Origine del detto: “San Giovanni un vole inganni”
Oggi, 24 giugno, è San Giovanni Battista, patrono della nostra Fiorenza e questo giorno, si porta dietro, oltre alle celebrazioni laiche e religiose della festa patronale, anche un vasto patrimonio culturale, del quale fa parte anche il detto popolare:
«San Giovanni un vole inganni.»
Questo detto, viene pronunciato, o per avvertire un interlocutore in affari, di non comportarsi in modo scorretto, o in seguito alla scoperta di scorrettezze altrui che sono state punite.
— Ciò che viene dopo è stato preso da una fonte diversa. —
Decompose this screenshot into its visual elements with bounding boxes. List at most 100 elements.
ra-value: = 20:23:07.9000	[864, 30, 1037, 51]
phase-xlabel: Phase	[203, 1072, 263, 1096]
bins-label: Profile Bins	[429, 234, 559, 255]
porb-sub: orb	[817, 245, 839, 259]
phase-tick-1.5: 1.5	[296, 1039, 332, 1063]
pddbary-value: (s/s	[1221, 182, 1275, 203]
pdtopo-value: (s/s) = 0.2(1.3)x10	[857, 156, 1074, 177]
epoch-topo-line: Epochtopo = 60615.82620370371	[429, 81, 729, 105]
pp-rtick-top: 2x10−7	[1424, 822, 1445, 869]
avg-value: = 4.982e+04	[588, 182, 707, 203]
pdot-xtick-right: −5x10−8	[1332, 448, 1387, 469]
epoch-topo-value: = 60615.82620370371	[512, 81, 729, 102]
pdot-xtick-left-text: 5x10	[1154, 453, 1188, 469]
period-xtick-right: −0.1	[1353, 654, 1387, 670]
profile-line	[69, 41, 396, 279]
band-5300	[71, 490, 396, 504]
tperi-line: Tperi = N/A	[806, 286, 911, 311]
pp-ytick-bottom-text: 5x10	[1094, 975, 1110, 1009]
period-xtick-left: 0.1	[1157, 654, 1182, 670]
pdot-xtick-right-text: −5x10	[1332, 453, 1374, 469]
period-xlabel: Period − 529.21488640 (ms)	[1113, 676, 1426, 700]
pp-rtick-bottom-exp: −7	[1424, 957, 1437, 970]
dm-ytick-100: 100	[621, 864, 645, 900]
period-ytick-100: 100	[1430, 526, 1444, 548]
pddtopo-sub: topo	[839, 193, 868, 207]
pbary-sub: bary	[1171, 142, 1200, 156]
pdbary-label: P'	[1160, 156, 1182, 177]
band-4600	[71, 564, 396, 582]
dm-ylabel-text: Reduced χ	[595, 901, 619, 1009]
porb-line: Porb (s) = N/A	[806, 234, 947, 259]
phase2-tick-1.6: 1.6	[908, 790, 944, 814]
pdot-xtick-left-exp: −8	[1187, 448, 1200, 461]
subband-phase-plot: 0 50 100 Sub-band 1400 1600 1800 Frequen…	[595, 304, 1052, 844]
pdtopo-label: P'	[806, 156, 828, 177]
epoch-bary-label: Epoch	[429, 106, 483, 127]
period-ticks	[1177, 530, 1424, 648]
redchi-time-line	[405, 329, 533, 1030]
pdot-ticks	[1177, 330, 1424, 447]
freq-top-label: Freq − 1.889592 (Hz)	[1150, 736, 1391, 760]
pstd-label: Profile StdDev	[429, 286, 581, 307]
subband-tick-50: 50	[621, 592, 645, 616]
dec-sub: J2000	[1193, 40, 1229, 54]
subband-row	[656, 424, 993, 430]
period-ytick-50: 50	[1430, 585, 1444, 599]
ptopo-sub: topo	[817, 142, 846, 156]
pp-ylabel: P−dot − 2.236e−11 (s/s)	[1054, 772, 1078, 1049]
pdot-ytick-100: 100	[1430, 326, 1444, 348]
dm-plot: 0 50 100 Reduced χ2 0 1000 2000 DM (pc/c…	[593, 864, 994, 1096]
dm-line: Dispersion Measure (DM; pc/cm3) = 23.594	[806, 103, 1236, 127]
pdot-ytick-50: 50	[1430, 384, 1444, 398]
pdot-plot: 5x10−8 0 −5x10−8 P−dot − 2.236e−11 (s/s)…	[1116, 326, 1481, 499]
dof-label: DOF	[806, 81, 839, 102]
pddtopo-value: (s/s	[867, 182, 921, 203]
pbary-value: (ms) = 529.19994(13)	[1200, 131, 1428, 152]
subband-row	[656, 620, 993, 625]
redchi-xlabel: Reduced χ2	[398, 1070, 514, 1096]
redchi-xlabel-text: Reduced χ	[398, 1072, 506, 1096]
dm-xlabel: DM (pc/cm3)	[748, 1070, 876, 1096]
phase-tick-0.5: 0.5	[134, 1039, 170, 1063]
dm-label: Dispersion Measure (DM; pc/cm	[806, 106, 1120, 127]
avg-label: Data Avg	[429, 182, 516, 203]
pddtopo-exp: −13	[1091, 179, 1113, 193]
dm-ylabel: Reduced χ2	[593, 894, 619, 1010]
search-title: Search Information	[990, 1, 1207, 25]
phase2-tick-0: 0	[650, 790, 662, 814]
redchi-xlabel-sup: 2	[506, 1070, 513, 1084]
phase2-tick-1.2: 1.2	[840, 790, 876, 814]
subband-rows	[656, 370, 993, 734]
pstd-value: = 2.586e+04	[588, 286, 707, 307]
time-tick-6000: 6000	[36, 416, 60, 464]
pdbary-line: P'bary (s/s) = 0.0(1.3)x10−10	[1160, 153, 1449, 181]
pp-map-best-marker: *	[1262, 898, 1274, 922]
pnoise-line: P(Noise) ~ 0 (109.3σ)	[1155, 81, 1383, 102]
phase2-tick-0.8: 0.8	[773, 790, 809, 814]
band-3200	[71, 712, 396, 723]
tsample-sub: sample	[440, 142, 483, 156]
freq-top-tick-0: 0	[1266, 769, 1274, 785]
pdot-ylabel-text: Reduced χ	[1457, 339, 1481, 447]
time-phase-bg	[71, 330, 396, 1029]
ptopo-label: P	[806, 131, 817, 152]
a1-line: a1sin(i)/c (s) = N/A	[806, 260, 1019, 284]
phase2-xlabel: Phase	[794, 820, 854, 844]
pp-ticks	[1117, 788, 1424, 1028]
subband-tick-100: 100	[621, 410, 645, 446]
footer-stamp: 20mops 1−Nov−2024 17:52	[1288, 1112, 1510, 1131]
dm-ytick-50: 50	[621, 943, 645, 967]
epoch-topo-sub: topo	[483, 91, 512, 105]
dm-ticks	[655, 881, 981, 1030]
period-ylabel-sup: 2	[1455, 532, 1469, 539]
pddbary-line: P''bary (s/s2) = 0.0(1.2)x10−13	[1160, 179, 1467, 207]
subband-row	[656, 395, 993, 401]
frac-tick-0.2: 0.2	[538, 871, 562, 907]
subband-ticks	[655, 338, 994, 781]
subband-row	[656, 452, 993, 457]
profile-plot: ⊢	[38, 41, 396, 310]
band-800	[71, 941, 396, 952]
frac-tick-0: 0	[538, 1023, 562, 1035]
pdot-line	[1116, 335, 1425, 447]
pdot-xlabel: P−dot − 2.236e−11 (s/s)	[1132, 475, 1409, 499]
Ma quale ne è l’origine? Potrebbe sembrare strano ma l’origine di questo detto, è puramente economica, legata al Fiorino d’oro, che senza falsa modestia, possiamo ben dire essere stato molto più forte dell’Euro tanto che oggi al cambio, per comprare un Fiorino, ci vorrebbero circa 110 Euro. Sbaglierebbe, però, chi pensasse che tale valore elevato, al cambio odierno, del Fiorino, fosse solo legato al fatto che esso era una moneta d’oro. Infatti, il valore di tale moneta, che non a caso era diffusa in tutta Europa, confermato dal fatto che Inghilterra, Olanda ed Ungheria, tanto per citare alcuni Stati odierni, avevano coniato monete che si chiamavano proprio Fiorino, era nella garanzia totale legata alla moneta fiorentina. Pare infatti, che se un falsario, anche non particolarmente abile, si recava in qualsiasi città europea dove circolava il Fiorino d’oro e presentava ad un banco come si chiamavano allora le banche delle monete false, non solo non veniva punito, ma si vedeva corrispondere l’intero importo in Fiorini autentici, in quanto quelli falsi, sarebbero stati ritirati e rimborsati completamente dalla zecca fiorentina. Quella che oggi verrebbe bollata come una follia finanziaria, era invece il frutto di una raffinata strategia che permise al Fiorino d’oro, di diventare in soli venti anni dal suo primo conio avvenuto nel 1252 la moneta più importante d’Europa e quindi del mondo di quell’epoca. In pratica il rimborsare anche le monete false circolanti, dava l’idea dell’affidabilità e della correttezza di Fiorenza, il cui simbolo, il giglio, era impresso su uno dei due lati, con San Giovanni Battista, sull’altro. Da qui nasce, appunto, il detto: “San Giovanni un vole inganni.”